What is Infant Directed Speech?
Infant Directed Speech (IDS), or ‘baby talk’ is a method of communication which makes it easier for babies to pick up on emotional intentions, and no, we’re not referring to a random combination of high-pitched noises and nonsense words (‘goo’, ‘ga’, ‘bah’, etc).
Using IDS properly
Effective IDS has 3 criteria:
- Higher pitch (tone of voice) compared to usual
- Intonation contours are curvy; tone shifts rapidly from high to low, which makes it sound me happy and upbeat
- Sentences are spoken as a slower pace, as this allows the child time to process and participate in social interaction
Impact of IDS on language development
Helps baby listen and differentiate between different words
Babies listening to their parents talk is the equivalent to an adult trying to learn a foreign language. Parents need to elongate their pronunciation and pause after every word; this can help your child realize where different words start and end. As a result, babies often learn how to recognize and pronounce words faster. Studies show that 2 year olds spoken to in IDS had a wider average range of vocabulary (100 words) compared to the control group (60 words).

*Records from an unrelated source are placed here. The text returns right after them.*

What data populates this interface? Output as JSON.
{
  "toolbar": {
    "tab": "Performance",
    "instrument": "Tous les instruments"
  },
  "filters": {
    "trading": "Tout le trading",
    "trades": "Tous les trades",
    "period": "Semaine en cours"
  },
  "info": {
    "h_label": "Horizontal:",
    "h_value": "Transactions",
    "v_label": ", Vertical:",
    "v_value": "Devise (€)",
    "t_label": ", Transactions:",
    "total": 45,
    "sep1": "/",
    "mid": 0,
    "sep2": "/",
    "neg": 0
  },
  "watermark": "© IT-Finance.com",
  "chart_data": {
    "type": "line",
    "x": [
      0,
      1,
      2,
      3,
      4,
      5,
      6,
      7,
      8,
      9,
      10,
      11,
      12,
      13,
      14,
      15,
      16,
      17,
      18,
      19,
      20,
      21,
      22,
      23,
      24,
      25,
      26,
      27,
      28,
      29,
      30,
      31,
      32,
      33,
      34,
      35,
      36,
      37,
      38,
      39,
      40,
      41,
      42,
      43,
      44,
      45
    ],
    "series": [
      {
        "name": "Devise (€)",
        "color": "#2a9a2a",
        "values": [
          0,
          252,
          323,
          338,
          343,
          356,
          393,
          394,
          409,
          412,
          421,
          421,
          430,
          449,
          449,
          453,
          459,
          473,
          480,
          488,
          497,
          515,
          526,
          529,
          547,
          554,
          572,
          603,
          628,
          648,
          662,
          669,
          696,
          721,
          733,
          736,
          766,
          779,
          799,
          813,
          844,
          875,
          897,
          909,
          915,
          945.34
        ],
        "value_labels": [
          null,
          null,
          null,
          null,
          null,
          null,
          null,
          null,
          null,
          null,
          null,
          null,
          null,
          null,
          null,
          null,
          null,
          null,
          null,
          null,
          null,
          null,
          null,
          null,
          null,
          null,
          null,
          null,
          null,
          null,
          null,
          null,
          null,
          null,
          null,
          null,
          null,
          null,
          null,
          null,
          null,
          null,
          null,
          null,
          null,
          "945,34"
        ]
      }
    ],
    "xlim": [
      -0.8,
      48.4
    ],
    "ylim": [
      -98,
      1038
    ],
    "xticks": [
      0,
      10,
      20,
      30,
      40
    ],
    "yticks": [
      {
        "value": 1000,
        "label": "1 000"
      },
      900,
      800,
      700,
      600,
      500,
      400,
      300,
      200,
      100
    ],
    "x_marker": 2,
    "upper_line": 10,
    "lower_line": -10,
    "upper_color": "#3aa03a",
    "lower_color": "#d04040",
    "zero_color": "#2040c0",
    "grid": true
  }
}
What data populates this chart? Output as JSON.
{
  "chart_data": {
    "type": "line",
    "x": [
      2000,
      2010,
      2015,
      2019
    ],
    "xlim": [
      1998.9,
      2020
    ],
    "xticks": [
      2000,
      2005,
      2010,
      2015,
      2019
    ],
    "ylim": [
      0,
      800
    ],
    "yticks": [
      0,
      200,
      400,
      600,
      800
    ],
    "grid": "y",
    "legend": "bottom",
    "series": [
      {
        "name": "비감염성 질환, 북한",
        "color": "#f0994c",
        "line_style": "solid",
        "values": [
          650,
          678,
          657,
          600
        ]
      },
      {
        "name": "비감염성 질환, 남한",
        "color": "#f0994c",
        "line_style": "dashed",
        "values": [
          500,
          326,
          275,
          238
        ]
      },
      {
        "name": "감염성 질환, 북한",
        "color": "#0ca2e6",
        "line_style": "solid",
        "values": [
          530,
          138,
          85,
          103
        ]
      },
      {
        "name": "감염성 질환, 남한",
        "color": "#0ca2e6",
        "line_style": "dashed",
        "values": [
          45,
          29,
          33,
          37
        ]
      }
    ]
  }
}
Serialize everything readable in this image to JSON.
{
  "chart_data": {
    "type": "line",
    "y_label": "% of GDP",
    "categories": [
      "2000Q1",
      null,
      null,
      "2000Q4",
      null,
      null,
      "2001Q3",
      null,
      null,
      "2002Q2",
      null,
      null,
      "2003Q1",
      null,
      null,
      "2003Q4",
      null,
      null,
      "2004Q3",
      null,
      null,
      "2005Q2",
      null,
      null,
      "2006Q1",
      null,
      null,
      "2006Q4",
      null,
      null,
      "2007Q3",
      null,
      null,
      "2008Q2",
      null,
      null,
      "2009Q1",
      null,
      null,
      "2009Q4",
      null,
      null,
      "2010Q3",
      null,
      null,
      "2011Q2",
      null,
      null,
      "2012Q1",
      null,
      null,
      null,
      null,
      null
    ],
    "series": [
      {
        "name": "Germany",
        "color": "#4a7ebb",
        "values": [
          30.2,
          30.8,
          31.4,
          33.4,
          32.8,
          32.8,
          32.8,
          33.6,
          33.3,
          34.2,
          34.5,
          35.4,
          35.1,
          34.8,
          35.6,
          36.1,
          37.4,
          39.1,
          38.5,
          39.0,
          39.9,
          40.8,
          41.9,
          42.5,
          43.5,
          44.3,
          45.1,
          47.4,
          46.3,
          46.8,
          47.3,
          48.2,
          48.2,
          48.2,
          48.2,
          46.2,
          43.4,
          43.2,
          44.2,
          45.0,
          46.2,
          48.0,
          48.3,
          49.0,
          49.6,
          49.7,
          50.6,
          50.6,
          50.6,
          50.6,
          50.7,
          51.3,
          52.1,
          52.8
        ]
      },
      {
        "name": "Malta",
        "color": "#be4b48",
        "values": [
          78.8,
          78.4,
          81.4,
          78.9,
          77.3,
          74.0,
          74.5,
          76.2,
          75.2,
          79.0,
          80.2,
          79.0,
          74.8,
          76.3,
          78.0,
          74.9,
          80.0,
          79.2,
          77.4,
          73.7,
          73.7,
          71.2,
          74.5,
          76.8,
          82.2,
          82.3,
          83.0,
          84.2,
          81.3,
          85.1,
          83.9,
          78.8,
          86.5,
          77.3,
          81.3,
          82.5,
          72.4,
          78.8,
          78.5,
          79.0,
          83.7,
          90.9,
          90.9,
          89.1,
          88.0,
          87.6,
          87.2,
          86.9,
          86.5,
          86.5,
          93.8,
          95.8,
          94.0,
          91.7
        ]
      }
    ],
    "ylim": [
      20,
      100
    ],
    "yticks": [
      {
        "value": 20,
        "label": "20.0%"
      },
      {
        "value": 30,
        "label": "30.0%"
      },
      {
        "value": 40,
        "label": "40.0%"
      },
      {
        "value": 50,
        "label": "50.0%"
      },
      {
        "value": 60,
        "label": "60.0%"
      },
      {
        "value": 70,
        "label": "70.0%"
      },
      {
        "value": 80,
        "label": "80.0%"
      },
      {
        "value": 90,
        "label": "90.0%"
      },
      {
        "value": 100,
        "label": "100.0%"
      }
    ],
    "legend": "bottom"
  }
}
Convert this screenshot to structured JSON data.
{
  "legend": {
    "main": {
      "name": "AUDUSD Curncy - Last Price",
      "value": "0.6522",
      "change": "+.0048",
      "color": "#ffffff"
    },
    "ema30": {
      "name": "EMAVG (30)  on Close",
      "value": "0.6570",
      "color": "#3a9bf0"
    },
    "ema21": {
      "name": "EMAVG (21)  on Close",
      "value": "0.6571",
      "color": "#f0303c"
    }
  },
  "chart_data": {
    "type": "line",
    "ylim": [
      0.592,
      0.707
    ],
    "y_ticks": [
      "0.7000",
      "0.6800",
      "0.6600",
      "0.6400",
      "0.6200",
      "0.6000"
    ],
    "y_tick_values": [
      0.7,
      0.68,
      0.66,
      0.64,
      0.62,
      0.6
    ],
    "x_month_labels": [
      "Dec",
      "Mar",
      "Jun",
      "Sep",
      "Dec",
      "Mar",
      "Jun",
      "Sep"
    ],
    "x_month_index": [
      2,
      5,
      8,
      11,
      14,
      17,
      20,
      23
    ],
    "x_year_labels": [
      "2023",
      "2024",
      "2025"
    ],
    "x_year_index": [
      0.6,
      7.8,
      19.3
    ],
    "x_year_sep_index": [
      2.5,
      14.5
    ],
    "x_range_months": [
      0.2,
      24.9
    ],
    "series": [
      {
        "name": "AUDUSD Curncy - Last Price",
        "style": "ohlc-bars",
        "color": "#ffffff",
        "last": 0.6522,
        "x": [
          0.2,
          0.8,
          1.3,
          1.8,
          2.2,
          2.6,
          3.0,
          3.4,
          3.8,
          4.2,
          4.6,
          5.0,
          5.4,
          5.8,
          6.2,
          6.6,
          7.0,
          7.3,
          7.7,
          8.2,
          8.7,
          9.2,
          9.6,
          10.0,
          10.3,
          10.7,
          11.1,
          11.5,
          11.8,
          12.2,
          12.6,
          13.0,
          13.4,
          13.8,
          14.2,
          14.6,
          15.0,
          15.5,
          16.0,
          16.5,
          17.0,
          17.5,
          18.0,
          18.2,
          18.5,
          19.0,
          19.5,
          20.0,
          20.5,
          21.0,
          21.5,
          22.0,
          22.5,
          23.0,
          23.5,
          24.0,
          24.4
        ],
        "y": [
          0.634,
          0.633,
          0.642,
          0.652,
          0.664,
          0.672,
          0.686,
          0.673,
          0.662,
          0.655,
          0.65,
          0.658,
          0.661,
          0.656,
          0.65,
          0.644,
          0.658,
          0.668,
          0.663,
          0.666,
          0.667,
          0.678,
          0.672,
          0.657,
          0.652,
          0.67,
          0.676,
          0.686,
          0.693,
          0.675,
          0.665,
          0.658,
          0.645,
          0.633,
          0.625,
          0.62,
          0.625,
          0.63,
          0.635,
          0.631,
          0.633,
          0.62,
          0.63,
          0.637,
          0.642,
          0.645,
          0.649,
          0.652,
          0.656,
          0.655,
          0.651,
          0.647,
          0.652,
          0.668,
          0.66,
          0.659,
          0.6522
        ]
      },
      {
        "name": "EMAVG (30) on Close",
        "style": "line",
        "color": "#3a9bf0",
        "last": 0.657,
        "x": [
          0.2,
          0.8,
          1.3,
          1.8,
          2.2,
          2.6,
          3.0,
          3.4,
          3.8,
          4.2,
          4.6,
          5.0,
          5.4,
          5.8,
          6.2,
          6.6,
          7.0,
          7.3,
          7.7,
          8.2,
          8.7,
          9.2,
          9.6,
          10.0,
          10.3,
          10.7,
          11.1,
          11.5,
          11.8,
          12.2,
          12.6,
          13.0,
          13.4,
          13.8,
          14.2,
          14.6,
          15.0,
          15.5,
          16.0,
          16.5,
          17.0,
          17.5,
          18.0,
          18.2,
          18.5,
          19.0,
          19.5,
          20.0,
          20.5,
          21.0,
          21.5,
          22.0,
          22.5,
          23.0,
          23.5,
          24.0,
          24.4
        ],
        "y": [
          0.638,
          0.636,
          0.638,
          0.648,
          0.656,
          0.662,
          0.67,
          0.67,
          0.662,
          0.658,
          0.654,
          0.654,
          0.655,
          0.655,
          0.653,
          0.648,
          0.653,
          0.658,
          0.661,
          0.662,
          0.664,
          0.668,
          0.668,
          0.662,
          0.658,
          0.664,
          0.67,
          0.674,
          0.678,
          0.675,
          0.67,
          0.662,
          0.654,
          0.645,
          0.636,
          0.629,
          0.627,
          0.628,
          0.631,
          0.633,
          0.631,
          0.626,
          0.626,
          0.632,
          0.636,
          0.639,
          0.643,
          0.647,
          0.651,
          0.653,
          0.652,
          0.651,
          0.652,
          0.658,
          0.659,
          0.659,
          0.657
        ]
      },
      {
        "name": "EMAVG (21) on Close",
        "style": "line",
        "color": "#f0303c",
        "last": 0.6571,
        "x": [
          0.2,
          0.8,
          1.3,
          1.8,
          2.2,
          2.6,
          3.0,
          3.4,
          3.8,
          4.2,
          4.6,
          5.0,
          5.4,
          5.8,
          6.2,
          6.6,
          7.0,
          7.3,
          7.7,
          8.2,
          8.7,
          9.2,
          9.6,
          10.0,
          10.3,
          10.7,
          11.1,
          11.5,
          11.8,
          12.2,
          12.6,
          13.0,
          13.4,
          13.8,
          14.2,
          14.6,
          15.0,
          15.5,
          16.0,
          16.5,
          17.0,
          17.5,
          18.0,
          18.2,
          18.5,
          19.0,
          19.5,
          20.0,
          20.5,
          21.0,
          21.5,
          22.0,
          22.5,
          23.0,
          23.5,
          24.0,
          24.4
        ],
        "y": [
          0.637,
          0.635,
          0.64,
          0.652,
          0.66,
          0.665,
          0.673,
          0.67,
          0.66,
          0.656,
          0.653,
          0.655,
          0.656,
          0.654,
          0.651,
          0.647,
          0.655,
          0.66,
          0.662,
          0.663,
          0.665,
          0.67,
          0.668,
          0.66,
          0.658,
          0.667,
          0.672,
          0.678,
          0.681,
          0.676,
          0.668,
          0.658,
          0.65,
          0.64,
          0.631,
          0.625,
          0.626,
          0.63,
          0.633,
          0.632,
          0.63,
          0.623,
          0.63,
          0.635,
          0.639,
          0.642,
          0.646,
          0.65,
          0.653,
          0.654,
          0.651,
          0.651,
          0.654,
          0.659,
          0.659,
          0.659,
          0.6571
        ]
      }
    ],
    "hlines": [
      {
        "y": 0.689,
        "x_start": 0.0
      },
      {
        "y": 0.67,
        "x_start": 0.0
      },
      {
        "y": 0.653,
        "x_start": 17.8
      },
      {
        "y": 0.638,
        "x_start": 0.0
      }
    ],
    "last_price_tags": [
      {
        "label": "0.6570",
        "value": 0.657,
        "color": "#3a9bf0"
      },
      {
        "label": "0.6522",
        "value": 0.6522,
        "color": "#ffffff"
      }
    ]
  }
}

IDS is socially captivating
Babies prefer hearing IDS. The more exaggerated the tone of voice, the more socially engaged your baby is in the conversation. The slow pace of the conversation allows your baby to be present and engaged in the social interaction. Engagement is important because babies need to be engaged to learn a language. Studies have found that when there is more variance in voice pitch, babies are more likely to babble and coo in response. Although they are not using real words, they are learning the give-and-take of a conversation, and in turn, are gaining social experiences.
The big picture
Early language skills are a strong predictor of subsequent language development. Early improvements in language skills could have a positive domino effect on future speech development. Who could’ve known that ‘baby talk’ has such a significant effect on language and speech development?